#OrderTypes101
Types of Trading Orders
When trading on exchanges or cryptocurrency platforms, there are several types of orders and various methods to help you execute your strategy accurately.
Understanding these orders is essential for managing risk and achieving your goals.
1. Market Order
• Immediate execution.
• You buy or sell at the best available price currently in the market.
• The price you see may not be the exact price you get due to market fluctuations.
2. Limit Order
(the order you specify for buying).
• You set the price at which you wish to buy or sell.
• The order will not be executed unless the market reaches the price you specified or better.

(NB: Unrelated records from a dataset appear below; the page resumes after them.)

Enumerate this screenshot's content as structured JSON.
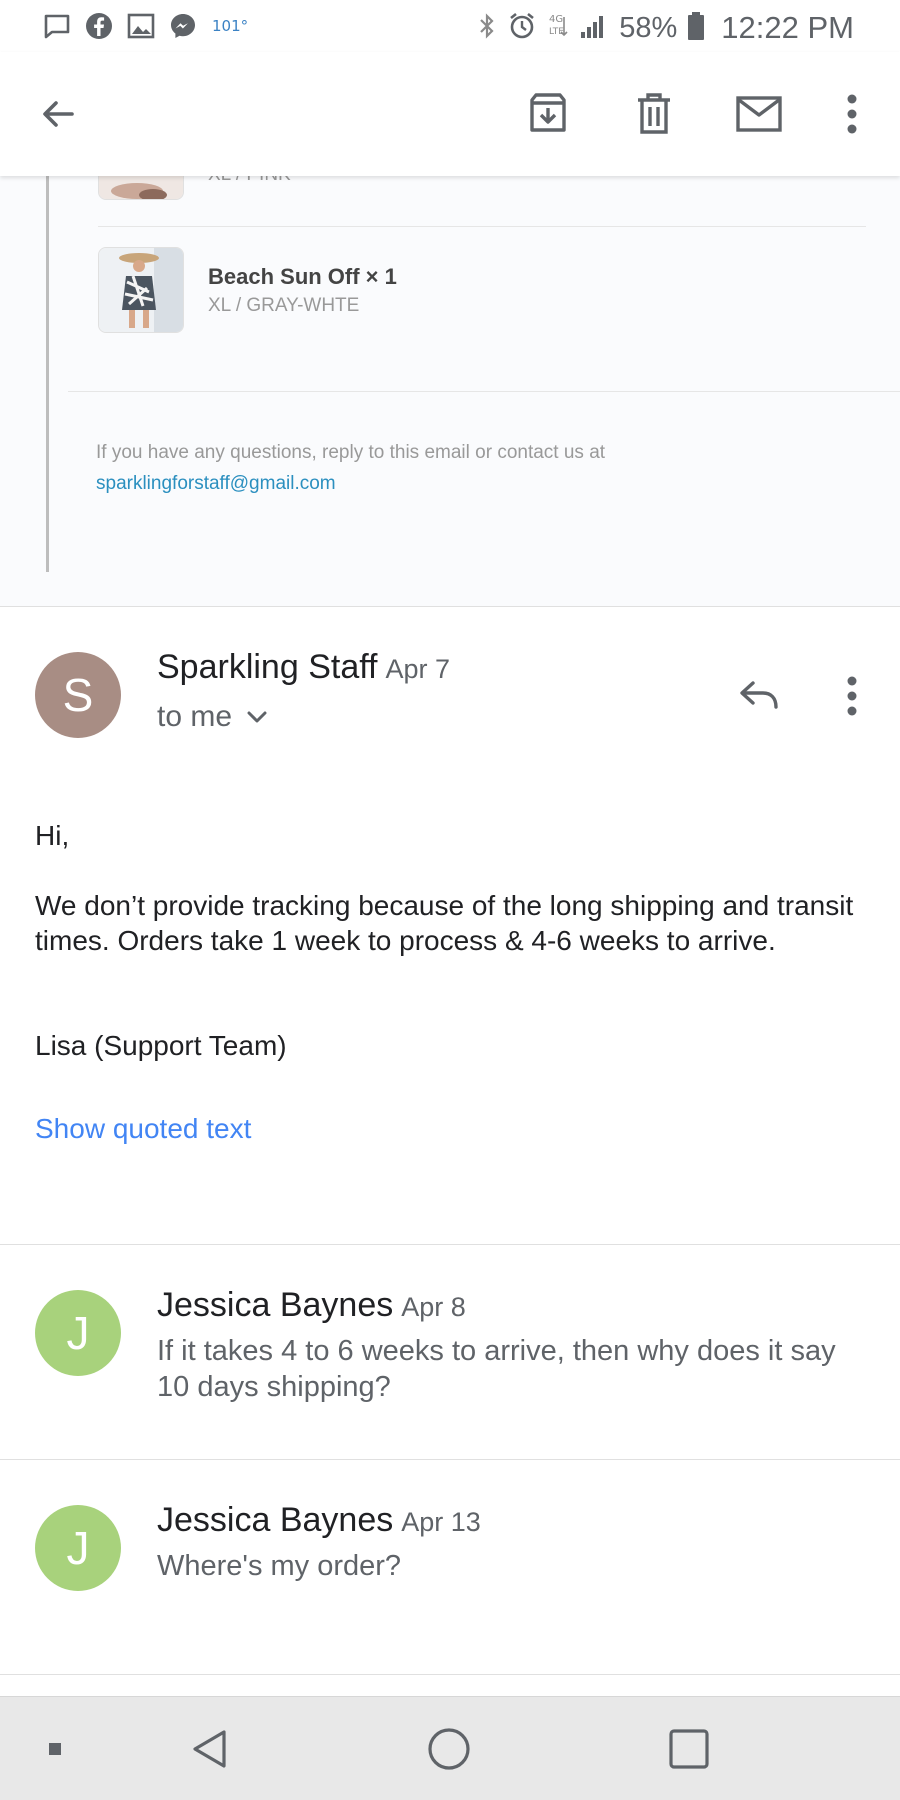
{
  "status_bar": {
    "temperature": "101°",
    "battery_percent": "58%",
    "time": "12:22 PM",
    "left_icons": [
      "message-icon",
      "facebook-icon",
      "gallery-icon",
      "messenger-icon"
    ],
    "right_icons": [
      "bluetooth-icon",
      "alarm-icon",
      "lte-icon",
      "signal-icon",
      "battery-icon"
    ]
  },
  "toolbar": {
    "icons": [
      "back-arrow-icon",
      "archive-icon",
      "delete-icon",
      "mark-unread-icon",
      "more-vert-icon"
    ]
  },
  "quoted_order": {
    "items": [
      {
        "title": "",
        "variant": "XL / PINK"
      },
      {
        "title": "Beach Sun Off × 1",
        "variant": "XL / GRAY-WHTE"
      }
    ],
    "contact_text": "If you have any questions, reply to this email or contact us at",
    "contact_email": "sparklingforstaff@gmail.com"
  },
  "messages": [
    {
      "avatar_letter": "S",
      "avatar_color": "#a88d84",
      "sender": "Sparkling Staff",
      "date": "Apr 7",
      "recipient": "to me",
      "body": {
        "greeting": "Hi,",
        "paragraph": "We don’t provide tracking because of the long shipping and transit times. Orders take 1 week to process & 4-6 weeks to arrive.",
        "signature": "Lisa (Support Team)"
      },
      "show_quoted_label": "Show quoted text"
    },
    {
      "avatar_letter": "J",
      "avatar_color": "#a8d27c",
      "sender": "Jessica Baynes",
      "date": "Apr 8",
      "snippet": "If it takes 4 to 6 weeks to arrive, then why does it say 10 days shipping?"
    },
    {
      "avatar_letter": "J",
      "avatar_color": "#a8d27c",
      "sender": "Jessica Baynes",
      "date": "Apr 13",
      "snippet": "Where's my order?"
    }
  ],
  "nav_bar": {
    "icons": [
      "menu-dot-icon",
      "back-triangle-icon",
      "home-circle-icon",
      "recents-square-icon"
    ]
  }
}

• Useful for getting a specific price but does not guarantee quick execution.
3. Stop Order
(Stop Loss Order)
• Converts to a market order when the price reaches a certain level.
• Used to protect profits or limit losses.
• May be executed at a lower quality price in volatile markets.
4. Stop-Limit Order
(Stop Loss Limit Order).
• A combination of a stop order and a limit order.
• You set the (activation price), and when it is reached, a limit order is placed at a specific price.
• Useful but may never be executed if the price is not hit accurately.
5. Trailing Stop Order
(Trailing Stop Loss Order).
• Moves automatically with the market.
• Allows for profit realization while reducing losses if (the trend reverses).